We already done cpu profiling and seeing that most of ticks it's /usr/local/bin/node and mysql2 library

How to deal with that broken but important module? Any hotfix? Any patches? Any workarounds?

stefkkkk avatar Dec 14 '23 20:12 stefkkkk

@stefkkkk some possible options: 1) --noopt or --max-opt=2 flags 2) check if you have responses with more rows than you actually need ( SELECT * ) and reduce number of fields to what is actually used

What is your node version?

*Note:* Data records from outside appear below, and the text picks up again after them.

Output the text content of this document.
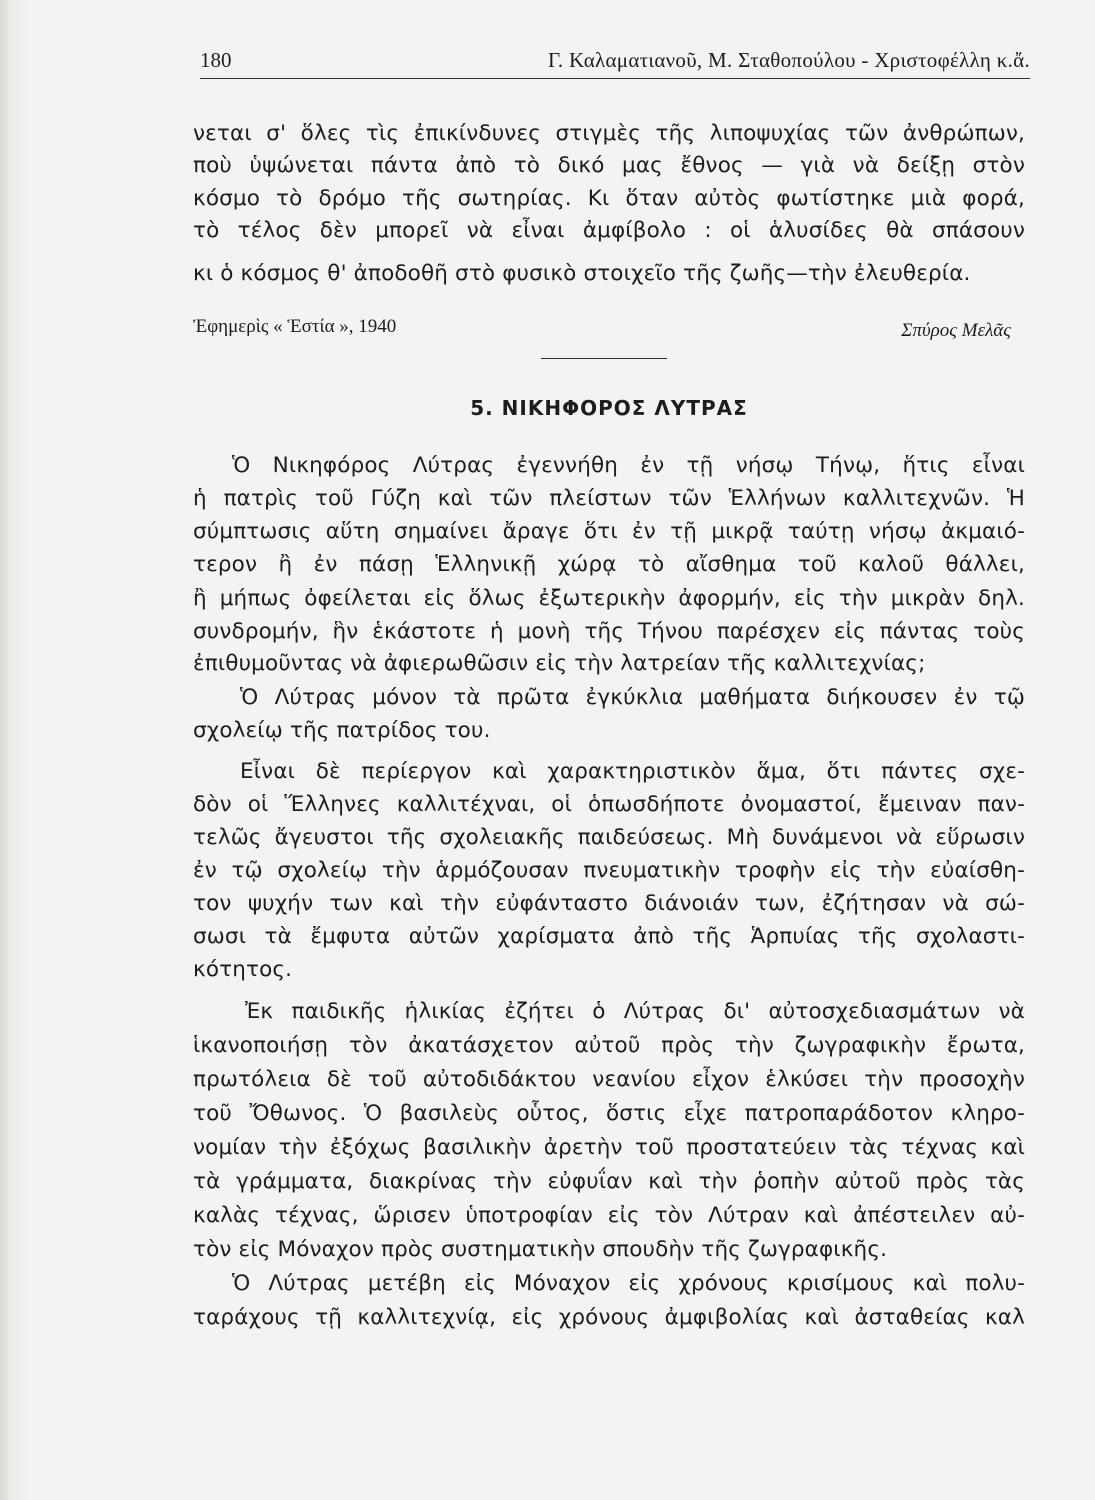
180	Γ. Καλαματιανοῦ, Μ. Σταθοπούλου - Χριστοφέλλη κ.ἄ.
νεται σ' ὅλες τὶς ἐπικίνδυνες στιγμὲς τῆς λιποψυχίας τῶν ἀνθρώπων,
ποὺ ὑψώνεται πάντα ἀπὸ τὸ δικό μας ἔθνος — γιὰ νὰ δείξῃ στὸν
κόσμο τὸ δρόμο τῆς σωτηρίας. Κι ὅταν αὐτὸς φωτίστηκε μιὰ φορά,
τὸ τέλος δὲν μπορεῖ νὰ εἶναι ἀμφίβολο : οἱ ἁλυσίδες θὰ σπάσουν
κι ὁ κόσμος θ' ἀποδοθῆ στὸ φυσικὸ στοιχεῖο τῆς ζωῆς—τὴν ἐλευθερία.
Ἐφημερὶς « Ἑστία », 1940	Σπύρος Μελᾶς
5. ΝΙΚΗΦΟΡΟΣ ΛΥΤΡΑΣ
Ὁ Νικηφόρος Λύτρας ἐγεννήθη ἐν τῇ νήσῳ Τήνῳ, ἥτις εἶναι
ἡ πατρὶς τοῦ Γύζη καὶ τῶν πλείστων τῶν Ἑλλήνων καλλιτεχνῶν. Ἡ
σύμπτωσις αὕτη σημαίνει ἄραγε ὅτι ἐν τῇ μικρᾷ ταύτῃ νήσῳ ἀκμαιό-
τερον ἢ ἐν πάσῃ Ἑλληνικῇ χώρᾳ τὸ αἴσθημα τοῦ καλοῦ θάλλει,
ἢ μήπως ὀφείλεται εἰς ὅλως ἐξωτερικὴν ἀφορμήν, εἰς τὴν μικρὰν δηλ.
συνδρομήν, ἣν ἑκάστοτε ἡ μονὴ τῆς Τήνου παρέσχεν εἰς πάντας τοὺς
ἐπιθυμοῦντας νὰ ἀφιερωθῶσιν εἰς τὴν λατρείαν τῆς καλλιτεχνίας;
Ὁ Λύτρας μόνον τὰ πρῶτα ἐγκύκλια μαθήματα διήκουσεν ἐν τῷ
σχολείῳ τῆς πατρίδος του.
Εἶναι δὲ περίεργον καὶ χαρακτηριστικὸν ἅμα, ὅτι πάντες σχε-
δὸν οἱ Ἕλληνες καλλιτέχναι, οἱ ὁπωσδήποτε ὀνομαστοί, ἔμειναν παν-
τελῶς ἄγευστοι τῆς σχολειακῆς παιδεύσεως. Μὴ δυνάμενοι νὰ εὕρωσιν
ἐν τῷ σχολείῳ τὴν ἁρμόζουσαν πνευματικὴν τροφὴν εἰς τὴν εὐαίσθη-
τον ψυχήν των καὶ τὴν εὐφάνταστο διάνοιάν των, ἐζήτησαν νὰ σώ-
σωσι τὰ ἔμφυτα αὐτῶν χαρίσματα ἀπὸ τῆς Ἁρπυίας τῆς σχολαστι-
κότητος.
Ἐκ παιδικῆς ἡλικίας ἐζήτει ὁ Λύτρας δι' αὐτοσχεδιασμάτων νὰ
ἱκανοποιήσῃ τὸν ἀκατάσχετον αὐτοῦ πρὸς τὴν ζωγραφικὴν ἔρωτα,
πρωτόλεια δὲ τοῦ αὐτοδιδάκτου νεανίου εἶχον ἑλκύσει τὴν προσοχὴν
τοῦ Ὄθωνος. Ὁ βασιλεὺς οὗτος, ὅστις εἶχε πατροπαράδοτον κληρο-
νομίαν τὴν ἐξόχως βασιλικὴν ἀρετὴν τοῦ προστατεύειν τὰς τέχνας καὶ
τὰ γράμματα, διακρίνας τὴν εὐφυΐαν καὶ τὴν ῥοπὴν αὐτοῦ πρὸς τὰς
καλὰς τέχνας, ὥρισεν ὑποτροφίαν εἰς τὸν Λύτραν καὶ ἀπέστειλεν αὐ-
τὸν εἰς Μόναχον πρὸς συστηματικὴν σπουδὴν τῆς ζωγραφικῆς.
Ὁ Λύτρας μετέβη εἰς Μόναχον εἰς χρόνους κρισίμους καὶ πολυ-
ταράχους τῇ καλλιτεχνίᾳ, εἰς χρόνους ἀμφιβολίας καὶ ἀσταθείας καλ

The root cause is in node optimiser so hopefully its fixed eventually on a node side

sidorares avatar Dec 15 '23 04:12 sidorares

2023-12-15_10-53 The fix for me was to upgrade node js version from 20.10 to 21.4, and inadequate cpu usage gone Probably, it's due to updates of the V8 JavaScript engine to 11.8 in 21 version of node js @sidorares thanks for help

stefkkkk avatar Dec 15 '23 09:12 stefkkkk

Mmm... in my environment (node20, linux) this was fixed on 3.9.4 (i.e. I was able to upgrade from the previous version I was running 2.7.0).

I tried to upgrade to 3.9.7 today and the problem started to happen again, traced it to 3.9.5 so there's something in that PR that broke the issue that had been inadvertently fixed?

EDIT: tried the noopt and max-opts alternatives but that's not viable as it makes our build absurdly slow (and some tests even time out).

nachogiljaldo avatar Apr 24 '24 09:04 nachogiljaldo

@nachogiljaldo I'm pretty sure inheriting result from null fixes/hides the problem, unfortunately this comes with it's own issues ( #2585 )

I'm still keen to review the way resulting object is constructed - see https://github.com/sidorares/node-mysql2/issues/2055

sidorares avatar Apr 24 '24 13:04 sidorares

Also a possibility could be a configurable / pluggable result construction, e.i some users might prefer {} as base, some Object.create(null) and some new Map()

sidorares avatar Apr 24 '24 13:04 sidorares

Also a possibility could be a configurable / pluggable result construction, e.i some users might prefer {} as base, some Object.create(null) and some new Map()

That seems potentially as a good idea, but not sure how feasible it would be in practice for cases when one doesn't connect directly to mysql but rather use an ORM.

nachogiljaldo avatar Apr 24 '24 14:04 nachogiljaldo